Fatah’s unexpected show of strength Monday came as Abbas prepares for new peace talks with Israel, starting with a U.S.-hosted Mideast conference in Maryland later this month, and tries to fend off Hamas claims that he does not have a mandate to negotiate.

A growing number of Palestinians appear to be rallying behind Abbas. A poll this week showed that 40 percent of Palestinians trust Fatah, compared with only 20 percent who say they trust Hamas.

The survey by the Jerusalem Media and Communications Center, an independent Palestinian research agency, questioned 1,200 people in the West Bank and Gaza and had a margin of error of 3 percentage points.
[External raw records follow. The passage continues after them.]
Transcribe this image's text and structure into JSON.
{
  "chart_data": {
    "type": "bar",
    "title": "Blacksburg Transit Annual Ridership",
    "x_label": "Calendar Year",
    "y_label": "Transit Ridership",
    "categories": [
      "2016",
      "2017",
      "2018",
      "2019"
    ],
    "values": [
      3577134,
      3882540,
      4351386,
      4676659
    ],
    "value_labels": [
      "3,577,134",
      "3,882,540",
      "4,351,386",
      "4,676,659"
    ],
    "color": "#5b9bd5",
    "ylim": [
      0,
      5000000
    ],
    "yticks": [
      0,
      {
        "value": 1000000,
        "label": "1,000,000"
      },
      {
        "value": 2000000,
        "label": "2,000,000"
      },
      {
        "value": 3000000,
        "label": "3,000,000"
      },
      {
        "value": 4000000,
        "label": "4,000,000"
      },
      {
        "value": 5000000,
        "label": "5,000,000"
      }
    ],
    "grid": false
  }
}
Fatah’s former Gaza strongman, Mohammed Dahlan, said Hamas’ harsh response Monday was a sign its grip on Gaza is weakening. “What is happening in Gaza today is the beginning of the end of Hamas on the popular, religious and moral level,” he told Palestine TV. “There will be victory against the killers soon.”

Slow progress on summit preparations
The Palestinians and Israel are trying to cobble together a blueprint for peace talks that would be presented at the conference. But the summit preparations have made little progress.

On Tuesday, Palestinian negotiators accused Israel of trying to sabotage the conference by making last-minute demands they cannot accept.

“What is being done now is not in good faith,” said Yasser Abed Rabbo, a close aide to Abbas.

A major sticking point has been Israel’s abrupt demand that the blueprint call on the Palestinians to recognize Israel as a Jewish state.

The Palestinians say they recognize Israel’s right to exist, but that the language Israel is seeking would force the Palestinians to drop one of their key demands: to repatriate Palestinian refugees who fled or were expelled from their homes after Israel’s creation in 1948.

“This is absolutely refused,” lead Palestinian negotiator Ahmed Qureia said. “There is a solution of two states living side by side.”

Israel rejects any large-scale return of refugees, saying it would mean the end of Israel’s Jewish majority.